EX-99.4 16 v55578exv99w4.htm EX-99.4 exv99w4
 
Exhibit 99.4
FORM OF LETTER TO HOLDERS AND DTC PARTICIPANTS
 
PINNACLE ENTERTAINMENT, INC.
 
$450,000,000
 
Offer to Exchange
8.625% Senior Notes due 2017,
Which Have Been Registered Under the Securities Act of 1933,
for any and all Outstanding 8.625% Senior Notes due 2017
 
 
 
 
Pursuant to the Prospectus dated          , 2010
 
THE EXCHANGE OFFER WILL EXPIRE AT 5:00 P.M., NEW YORK CITY TIME, ON          , 2010, UNLESS EXTENDED (SUCH TIME AND DATE, AS THE SAME MAY BE EXTENDED FROM TIME TO TIME, THE “EXPIRATION DATE”).
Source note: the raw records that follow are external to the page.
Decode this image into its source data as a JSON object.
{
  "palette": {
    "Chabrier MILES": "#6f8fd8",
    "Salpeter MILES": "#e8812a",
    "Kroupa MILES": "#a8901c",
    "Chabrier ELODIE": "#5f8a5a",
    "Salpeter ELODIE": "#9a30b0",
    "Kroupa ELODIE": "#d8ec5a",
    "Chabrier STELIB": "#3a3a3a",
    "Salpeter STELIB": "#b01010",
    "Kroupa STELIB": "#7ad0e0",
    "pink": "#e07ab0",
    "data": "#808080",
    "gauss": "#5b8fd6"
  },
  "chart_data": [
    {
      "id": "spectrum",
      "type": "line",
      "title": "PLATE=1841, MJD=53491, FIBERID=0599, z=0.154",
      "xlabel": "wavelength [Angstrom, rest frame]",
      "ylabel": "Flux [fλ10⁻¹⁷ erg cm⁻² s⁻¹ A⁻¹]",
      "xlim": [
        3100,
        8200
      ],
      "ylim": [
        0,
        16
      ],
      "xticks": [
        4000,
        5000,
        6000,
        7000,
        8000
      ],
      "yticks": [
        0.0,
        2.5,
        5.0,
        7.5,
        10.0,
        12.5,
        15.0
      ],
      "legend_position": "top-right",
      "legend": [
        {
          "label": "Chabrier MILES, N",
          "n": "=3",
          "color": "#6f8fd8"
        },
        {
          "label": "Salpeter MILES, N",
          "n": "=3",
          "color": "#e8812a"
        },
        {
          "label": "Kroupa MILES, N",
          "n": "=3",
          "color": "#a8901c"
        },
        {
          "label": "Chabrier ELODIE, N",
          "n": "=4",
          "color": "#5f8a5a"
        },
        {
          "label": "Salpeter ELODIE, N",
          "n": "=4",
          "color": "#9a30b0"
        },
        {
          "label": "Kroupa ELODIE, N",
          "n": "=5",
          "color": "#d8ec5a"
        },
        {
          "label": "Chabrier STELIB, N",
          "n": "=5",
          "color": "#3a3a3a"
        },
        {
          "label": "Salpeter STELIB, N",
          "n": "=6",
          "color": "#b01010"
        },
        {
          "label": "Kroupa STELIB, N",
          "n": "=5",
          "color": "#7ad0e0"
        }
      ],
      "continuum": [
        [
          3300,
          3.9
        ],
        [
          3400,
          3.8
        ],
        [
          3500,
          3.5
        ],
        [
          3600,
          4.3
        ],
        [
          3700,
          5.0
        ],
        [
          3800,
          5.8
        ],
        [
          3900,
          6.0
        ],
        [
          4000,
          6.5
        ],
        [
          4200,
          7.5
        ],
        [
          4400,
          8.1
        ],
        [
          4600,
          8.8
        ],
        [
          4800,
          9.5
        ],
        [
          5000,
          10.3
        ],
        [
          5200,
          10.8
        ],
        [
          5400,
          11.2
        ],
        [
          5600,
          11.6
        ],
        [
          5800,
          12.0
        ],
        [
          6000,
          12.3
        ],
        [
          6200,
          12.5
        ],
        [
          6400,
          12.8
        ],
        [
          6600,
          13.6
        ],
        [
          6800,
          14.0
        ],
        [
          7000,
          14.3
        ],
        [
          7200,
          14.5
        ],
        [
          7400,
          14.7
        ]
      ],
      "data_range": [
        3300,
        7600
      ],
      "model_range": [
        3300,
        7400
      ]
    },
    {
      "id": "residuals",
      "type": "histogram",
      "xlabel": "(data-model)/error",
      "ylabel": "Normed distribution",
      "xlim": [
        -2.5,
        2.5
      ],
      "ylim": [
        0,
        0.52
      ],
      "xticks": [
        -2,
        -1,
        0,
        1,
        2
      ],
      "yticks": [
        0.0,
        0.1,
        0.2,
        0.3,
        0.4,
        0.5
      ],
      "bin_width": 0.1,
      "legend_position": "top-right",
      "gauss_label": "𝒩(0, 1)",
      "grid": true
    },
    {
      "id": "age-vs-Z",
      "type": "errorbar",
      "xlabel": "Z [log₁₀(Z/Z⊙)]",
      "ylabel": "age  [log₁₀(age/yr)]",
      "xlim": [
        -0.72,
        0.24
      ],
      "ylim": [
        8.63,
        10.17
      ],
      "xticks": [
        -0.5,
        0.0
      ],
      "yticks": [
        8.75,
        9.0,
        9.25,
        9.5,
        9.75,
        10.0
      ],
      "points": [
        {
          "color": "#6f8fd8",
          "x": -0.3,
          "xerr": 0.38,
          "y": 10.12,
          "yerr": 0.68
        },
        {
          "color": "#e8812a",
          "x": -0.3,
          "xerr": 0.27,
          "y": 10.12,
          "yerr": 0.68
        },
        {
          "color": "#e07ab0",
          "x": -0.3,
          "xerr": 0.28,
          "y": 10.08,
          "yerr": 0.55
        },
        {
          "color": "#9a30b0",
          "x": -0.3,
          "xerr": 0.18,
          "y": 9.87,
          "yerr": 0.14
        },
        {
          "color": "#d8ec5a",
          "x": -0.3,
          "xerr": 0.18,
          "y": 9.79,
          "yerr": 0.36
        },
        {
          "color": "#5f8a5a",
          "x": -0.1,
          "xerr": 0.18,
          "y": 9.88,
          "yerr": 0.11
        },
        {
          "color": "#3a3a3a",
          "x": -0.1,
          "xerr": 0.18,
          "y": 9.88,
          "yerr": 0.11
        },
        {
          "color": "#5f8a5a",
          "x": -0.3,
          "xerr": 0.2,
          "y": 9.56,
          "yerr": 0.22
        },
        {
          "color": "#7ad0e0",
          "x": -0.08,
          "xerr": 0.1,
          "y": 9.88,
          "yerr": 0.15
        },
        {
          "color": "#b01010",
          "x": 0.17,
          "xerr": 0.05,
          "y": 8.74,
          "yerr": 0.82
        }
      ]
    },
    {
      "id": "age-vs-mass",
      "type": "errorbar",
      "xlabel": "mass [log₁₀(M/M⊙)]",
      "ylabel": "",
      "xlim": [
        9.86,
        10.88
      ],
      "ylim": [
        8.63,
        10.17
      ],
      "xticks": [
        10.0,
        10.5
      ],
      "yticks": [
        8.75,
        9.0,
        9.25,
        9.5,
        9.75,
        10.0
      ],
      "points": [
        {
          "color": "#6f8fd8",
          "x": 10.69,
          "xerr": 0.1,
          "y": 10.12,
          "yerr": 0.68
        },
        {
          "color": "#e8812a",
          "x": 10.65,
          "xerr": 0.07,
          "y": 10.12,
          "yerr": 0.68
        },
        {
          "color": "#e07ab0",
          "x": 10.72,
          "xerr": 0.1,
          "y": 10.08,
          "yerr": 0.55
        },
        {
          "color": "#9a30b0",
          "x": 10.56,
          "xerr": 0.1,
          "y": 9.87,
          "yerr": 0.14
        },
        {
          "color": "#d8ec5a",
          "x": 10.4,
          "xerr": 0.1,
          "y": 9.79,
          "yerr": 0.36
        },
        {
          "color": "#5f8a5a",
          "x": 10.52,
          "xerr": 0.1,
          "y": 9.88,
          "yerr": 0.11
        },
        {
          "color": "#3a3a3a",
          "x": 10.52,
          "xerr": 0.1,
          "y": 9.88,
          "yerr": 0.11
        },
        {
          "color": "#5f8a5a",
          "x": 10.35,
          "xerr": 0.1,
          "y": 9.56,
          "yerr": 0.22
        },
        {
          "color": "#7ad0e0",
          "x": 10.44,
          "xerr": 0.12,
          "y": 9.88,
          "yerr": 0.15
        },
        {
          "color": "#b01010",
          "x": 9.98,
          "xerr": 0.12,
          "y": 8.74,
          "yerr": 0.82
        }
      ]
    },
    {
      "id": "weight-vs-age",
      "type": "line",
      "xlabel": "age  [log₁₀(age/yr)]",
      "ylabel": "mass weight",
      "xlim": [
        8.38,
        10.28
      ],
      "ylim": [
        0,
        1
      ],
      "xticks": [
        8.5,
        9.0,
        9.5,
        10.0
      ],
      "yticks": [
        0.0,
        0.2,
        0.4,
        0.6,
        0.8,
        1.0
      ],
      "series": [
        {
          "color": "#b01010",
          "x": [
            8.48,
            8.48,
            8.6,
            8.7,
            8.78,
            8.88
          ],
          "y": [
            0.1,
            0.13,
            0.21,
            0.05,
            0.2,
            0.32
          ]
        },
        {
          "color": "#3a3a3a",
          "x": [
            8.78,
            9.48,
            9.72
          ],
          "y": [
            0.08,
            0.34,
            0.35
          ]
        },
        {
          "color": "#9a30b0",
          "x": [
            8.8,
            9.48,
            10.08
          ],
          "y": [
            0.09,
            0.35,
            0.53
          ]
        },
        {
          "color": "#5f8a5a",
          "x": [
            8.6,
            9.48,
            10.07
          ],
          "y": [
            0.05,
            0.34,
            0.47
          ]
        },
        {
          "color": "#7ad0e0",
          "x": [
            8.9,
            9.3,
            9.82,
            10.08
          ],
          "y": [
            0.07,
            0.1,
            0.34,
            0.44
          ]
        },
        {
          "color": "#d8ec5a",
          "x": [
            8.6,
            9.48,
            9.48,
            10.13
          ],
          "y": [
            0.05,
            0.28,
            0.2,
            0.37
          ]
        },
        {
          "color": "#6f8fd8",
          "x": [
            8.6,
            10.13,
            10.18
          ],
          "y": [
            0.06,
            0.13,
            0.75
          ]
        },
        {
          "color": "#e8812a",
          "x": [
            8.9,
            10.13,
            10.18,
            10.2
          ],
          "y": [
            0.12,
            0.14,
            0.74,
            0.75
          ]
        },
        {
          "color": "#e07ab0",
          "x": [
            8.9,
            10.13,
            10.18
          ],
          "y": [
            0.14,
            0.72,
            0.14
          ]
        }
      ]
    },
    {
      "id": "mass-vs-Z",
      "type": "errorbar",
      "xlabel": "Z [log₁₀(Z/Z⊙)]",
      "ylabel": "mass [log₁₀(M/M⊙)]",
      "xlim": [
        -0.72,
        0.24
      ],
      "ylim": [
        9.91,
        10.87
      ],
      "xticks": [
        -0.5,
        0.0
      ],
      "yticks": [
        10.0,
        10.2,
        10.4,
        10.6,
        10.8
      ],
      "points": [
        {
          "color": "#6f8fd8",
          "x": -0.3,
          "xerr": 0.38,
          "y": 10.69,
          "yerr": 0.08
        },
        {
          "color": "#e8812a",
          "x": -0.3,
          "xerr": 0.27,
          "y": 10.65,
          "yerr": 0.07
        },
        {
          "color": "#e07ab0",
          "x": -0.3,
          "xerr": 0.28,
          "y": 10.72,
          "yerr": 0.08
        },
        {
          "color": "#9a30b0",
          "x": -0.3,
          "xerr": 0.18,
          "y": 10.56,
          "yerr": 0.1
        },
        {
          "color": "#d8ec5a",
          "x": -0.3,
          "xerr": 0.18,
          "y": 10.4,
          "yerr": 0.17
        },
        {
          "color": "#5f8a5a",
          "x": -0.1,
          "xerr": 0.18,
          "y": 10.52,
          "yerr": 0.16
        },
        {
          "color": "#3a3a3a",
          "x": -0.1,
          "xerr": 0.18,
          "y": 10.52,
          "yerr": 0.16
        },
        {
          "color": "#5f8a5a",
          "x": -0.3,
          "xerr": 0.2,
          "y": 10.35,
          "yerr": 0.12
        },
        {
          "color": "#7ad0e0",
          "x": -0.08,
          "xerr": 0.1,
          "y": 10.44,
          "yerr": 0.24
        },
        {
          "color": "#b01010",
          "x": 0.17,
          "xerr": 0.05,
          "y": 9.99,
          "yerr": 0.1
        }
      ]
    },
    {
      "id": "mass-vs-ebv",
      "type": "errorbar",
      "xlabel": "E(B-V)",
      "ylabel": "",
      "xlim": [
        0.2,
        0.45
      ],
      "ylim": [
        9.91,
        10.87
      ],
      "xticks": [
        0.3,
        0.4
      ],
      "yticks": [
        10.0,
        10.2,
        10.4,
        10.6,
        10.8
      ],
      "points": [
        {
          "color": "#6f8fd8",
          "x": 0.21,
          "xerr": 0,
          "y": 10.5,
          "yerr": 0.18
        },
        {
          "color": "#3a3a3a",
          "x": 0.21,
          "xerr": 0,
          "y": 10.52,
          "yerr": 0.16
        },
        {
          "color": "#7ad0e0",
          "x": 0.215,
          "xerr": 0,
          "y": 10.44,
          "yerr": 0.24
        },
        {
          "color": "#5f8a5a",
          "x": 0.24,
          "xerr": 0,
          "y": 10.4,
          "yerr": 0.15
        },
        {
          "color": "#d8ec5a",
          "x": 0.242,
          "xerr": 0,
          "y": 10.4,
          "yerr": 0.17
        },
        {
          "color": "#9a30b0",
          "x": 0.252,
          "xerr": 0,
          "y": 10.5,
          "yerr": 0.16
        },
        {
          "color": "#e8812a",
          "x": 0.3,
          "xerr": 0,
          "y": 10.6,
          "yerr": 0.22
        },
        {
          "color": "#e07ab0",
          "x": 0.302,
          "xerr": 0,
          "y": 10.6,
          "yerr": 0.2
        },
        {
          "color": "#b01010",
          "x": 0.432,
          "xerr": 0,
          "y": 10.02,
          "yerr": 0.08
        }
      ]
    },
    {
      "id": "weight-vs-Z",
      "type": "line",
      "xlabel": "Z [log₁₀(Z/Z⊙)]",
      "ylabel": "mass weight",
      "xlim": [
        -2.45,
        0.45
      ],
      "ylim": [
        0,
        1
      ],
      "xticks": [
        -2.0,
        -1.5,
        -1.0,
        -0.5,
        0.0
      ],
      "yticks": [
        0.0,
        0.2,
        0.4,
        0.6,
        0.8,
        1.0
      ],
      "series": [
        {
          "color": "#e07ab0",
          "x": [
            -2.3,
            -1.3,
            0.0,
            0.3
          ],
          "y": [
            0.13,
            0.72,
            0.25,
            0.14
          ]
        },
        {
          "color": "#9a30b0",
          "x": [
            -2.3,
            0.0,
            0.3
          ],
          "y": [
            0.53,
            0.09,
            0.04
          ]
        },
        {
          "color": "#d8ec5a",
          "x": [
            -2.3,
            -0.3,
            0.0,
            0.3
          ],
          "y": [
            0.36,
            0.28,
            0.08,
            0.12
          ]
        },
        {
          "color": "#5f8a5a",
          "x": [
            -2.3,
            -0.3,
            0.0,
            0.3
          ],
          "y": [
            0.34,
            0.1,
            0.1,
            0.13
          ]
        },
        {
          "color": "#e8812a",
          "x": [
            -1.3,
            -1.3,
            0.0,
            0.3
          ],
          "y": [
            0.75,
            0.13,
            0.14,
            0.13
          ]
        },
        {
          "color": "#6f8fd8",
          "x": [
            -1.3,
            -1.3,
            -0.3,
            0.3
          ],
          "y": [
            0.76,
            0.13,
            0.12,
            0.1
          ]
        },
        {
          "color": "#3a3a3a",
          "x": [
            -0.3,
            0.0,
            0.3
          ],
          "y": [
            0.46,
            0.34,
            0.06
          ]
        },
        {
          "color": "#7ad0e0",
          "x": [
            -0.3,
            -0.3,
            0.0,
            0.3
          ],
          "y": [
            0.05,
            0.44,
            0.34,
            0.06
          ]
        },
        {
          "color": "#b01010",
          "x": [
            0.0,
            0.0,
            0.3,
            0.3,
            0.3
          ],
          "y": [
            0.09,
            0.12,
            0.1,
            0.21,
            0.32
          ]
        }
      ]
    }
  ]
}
TENDERS MAY BE WITHDRAWN AT ANY TIME PRIOR TO THE EXPIRATION DATE.
 
 
To Registered Holders and The Depository Trust Company Participants:
 
We are enclosing herewith the materials listed below relating to the offer by Pinnacle Entertainment, Inc., a Delaware corporation (the “Company”), to exchange up to $450 million aggregate principal amount of 8.625% Senior Notes due 2017 that have been registered under the Securities Act of 1933, as amended (including the guarantees thereof, the “Exchange Notes”), for any and all outstanding 8.625% Senior Notes due 2017 that we issued on August 10, 2009 (including the guarantees thereof, the “Original Notes”), upon the terms and subject to the conditions set forth in the Company’s prospectus, dated          , 2010 (the “Prospectus”) and the related Letter of Transmittal (which, together with the Prospectus constitute the “Exchange Offer”).
 
Enclosed herewith are copies of the following documents:
 
  1.   Prospectus;
 
  2.   Letter of Transmittal;
 
  3.   Notice of Guaranteed Delivery;
 
  4.   Letter which may be sent to your clients for whose account you hold Original Notes in your name or in the name of your nominee, with space provided for obtaining such client’s instruction with regard to the Exchange Offer; and
 
  5.  Guidelines for Certification of Taxpayer Identification Number on Substitute Form W-9.
 
We urge you to contact your clients promptly. Please note that the Exchange Offer will expire on the Expiration Date unless extended.
 
The Exchange Offer is not conditioned upon any minimum number of Original Notes being tendered.
 
The Company will not pay any fee or commissions to any broker or dealer or to any other persons (other than the Exchange Agent) in connection with the solicitation of tenders of Original Notes pursuant to the Exchange Offer. The Company will pay or cause to be paid any transfer taxes payable on the transfer of Original Notes to it, except as otherwise provided in Instruction 7 of the enclosed Letter of Transmittal.
 
Additional copies of the enclosed material may be obtained from the Exchange Agent at its address set forth on the cover of the Letter of Transmittal.